Marcos y Melania aseguraron que no necesitaban nada, que prácticamente venían de una cena.
—Es verdad, me lo dijisteis al llegar. Ahora creo que para vosotros lo fundamental es ganar tiempo. Dentro de poco amanecerá, podréis encontrar cualquier combinación para acercaros a Ostia. El tráfico con el puerto es muy intenso. Mostrad esta carta al oficial de guardia del cuartel donde reside el Emperador y os facilitará la entrevista. Y ¡buena suerte!
Les acompañó a la puerta de la casa. Un esclavo silencioso, con una antorcha, les acompañó por el jardín hasta la cancela exterior.
2
Marcos y Melania avanzaron lentamente por la calle. El cielo mostraba una levísima claridad, preludio del amanecer.
—¡Qué persona tan extraordinaria! —comentaba Melania—. Tan atento, tan paternal. Y a la vez tan profundo.

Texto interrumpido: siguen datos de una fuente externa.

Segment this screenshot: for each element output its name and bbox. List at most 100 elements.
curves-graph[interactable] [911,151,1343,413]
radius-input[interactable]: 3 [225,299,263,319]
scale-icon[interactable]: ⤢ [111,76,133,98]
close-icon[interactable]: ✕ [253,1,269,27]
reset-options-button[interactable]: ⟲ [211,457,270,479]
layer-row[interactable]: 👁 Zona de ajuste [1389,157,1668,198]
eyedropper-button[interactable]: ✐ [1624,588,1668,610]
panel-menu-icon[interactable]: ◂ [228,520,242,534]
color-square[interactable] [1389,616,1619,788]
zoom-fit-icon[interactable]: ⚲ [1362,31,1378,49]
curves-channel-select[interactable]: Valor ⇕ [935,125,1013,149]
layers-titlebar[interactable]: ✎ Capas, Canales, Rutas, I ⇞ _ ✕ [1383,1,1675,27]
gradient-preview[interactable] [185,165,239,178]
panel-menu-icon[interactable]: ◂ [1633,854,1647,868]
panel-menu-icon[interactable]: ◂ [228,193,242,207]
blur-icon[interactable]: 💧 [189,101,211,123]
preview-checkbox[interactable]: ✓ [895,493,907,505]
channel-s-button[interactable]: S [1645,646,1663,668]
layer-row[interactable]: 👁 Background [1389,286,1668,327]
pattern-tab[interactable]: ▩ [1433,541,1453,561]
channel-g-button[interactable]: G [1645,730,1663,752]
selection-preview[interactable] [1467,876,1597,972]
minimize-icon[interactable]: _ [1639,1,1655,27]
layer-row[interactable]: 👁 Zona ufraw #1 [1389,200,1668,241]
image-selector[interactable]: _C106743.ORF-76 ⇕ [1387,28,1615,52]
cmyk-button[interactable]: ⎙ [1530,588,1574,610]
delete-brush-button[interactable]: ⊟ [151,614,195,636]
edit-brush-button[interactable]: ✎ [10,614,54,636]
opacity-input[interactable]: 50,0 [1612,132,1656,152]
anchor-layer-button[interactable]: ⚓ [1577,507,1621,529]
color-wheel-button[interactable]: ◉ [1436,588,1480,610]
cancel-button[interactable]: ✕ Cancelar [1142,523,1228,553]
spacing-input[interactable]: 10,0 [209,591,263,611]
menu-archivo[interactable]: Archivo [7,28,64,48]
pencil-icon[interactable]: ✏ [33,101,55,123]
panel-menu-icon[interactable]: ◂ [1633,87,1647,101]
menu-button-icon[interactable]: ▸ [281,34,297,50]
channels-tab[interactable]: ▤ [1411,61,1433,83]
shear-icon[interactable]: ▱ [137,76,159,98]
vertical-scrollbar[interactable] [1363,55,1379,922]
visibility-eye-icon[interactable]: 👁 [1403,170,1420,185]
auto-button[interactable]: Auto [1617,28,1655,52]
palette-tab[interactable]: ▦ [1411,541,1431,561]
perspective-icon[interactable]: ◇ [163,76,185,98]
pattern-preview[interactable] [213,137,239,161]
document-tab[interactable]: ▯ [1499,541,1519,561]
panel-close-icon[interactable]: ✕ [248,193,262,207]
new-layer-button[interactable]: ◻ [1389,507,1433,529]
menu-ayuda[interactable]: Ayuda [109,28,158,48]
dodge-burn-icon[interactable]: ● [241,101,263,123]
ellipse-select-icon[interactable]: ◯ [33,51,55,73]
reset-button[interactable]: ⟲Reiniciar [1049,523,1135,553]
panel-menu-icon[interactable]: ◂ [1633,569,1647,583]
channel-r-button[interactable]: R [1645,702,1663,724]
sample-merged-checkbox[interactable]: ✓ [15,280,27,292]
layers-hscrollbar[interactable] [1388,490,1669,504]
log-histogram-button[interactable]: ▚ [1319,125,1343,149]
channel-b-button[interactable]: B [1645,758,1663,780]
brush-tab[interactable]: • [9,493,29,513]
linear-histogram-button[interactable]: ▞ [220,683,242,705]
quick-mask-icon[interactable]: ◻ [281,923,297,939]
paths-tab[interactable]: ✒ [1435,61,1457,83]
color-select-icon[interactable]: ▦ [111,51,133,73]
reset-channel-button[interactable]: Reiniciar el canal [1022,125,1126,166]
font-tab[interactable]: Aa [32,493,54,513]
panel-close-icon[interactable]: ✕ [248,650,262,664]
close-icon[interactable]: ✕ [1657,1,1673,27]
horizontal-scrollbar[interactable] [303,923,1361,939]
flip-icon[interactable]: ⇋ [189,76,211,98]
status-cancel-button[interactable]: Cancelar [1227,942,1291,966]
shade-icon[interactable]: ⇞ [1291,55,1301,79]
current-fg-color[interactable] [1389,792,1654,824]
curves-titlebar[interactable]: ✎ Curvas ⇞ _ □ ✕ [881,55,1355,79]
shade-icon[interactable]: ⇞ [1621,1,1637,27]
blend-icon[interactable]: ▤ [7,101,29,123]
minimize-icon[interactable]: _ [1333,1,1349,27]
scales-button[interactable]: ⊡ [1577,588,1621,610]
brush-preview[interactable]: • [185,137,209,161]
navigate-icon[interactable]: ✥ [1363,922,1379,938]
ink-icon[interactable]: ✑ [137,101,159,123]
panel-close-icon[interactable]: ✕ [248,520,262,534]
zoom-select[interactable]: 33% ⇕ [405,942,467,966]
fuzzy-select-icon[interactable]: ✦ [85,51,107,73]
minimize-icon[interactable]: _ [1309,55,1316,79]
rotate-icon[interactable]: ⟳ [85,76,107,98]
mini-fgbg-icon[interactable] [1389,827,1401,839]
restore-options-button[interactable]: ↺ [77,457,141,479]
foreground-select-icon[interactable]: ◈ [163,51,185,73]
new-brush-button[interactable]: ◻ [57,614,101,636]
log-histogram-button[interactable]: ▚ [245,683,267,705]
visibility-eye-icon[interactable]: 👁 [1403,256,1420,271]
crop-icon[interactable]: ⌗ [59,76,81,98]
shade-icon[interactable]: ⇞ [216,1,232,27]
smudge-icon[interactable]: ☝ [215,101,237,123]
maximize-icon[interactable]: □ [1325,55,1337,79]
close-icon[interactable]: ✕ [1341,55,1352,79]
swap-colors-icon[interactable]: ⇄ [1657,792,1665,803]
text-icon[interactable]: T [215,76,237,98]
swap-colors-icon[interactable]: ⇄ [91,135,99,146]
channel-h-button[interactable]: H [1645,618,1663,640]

—Cuando habla —añadió Marcos— parece que se comprende el mundo y la historia. Estaría horas escuchándole. Es un verdadero sabio; une el conocimiento de todas las ciencias a la preocupación por la humanidad y por cada persona concreta que conoce.
—Pero sus planteamientos dan miedo. Marcos, ¿tú crees de veras que hemos trabajado en algo que pudo cambiar el curso de la historia?

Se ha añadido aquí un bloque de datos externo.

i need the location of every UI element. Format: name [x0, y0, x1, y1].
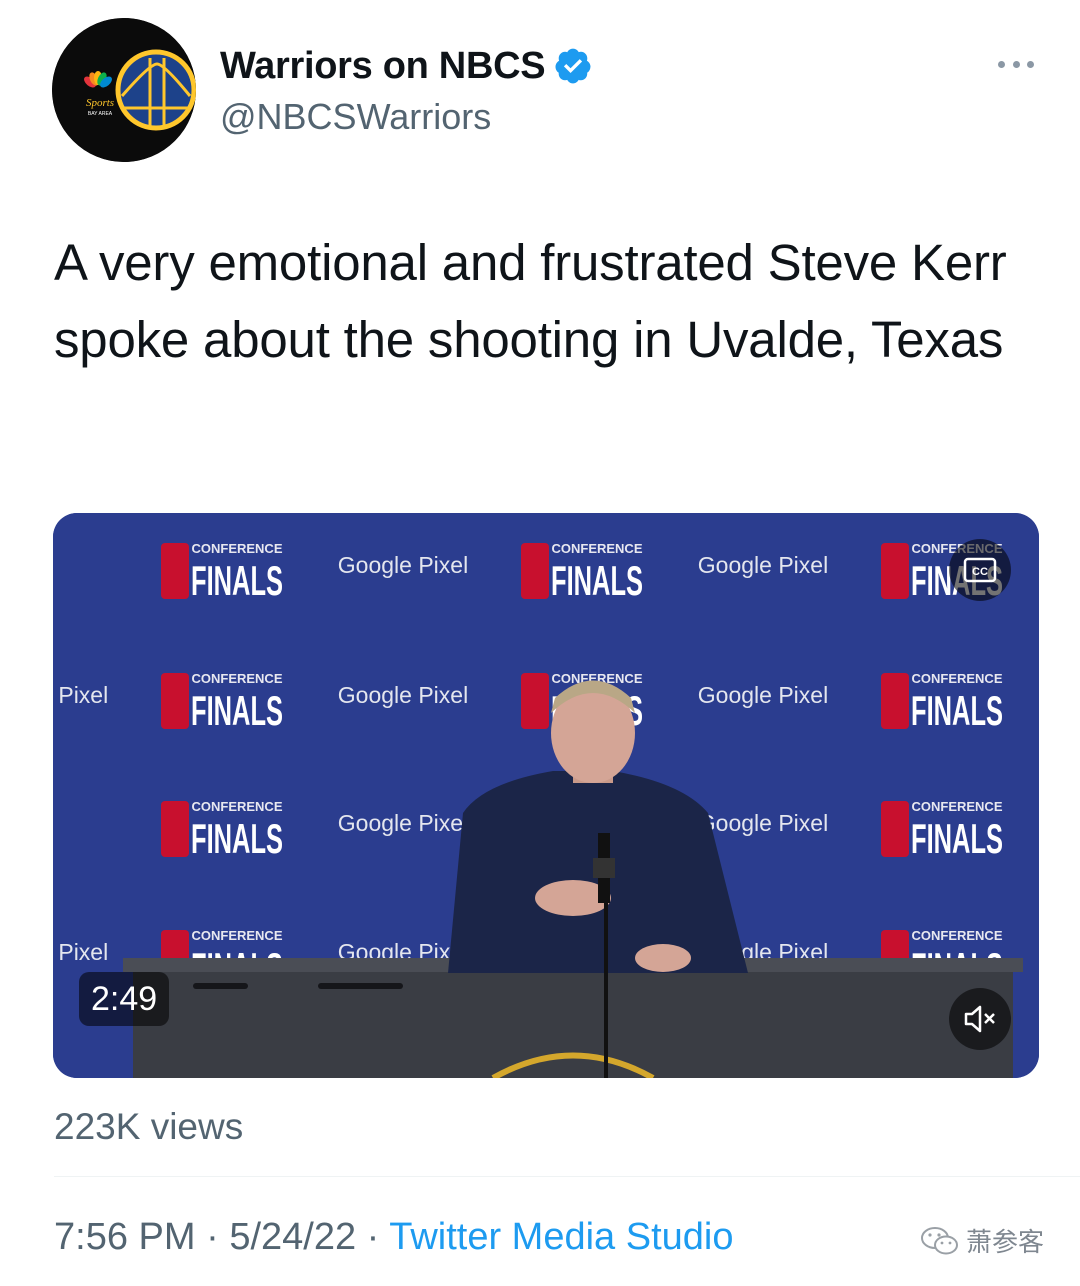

… Y de pronto se hizo la noche súbita. Un enorme golpe en la cabeza, un sentir zumbidos, estrellas, vértigos y de pronto la oscuridad profunda, la inconsciencia, la caída.
Los agresores tomaron los dos cuerpos y los introdujeron a toda prisa en un carro cerrado. Subieron y se dirigieron rápidamente a una villa situada en las afueras de Roma.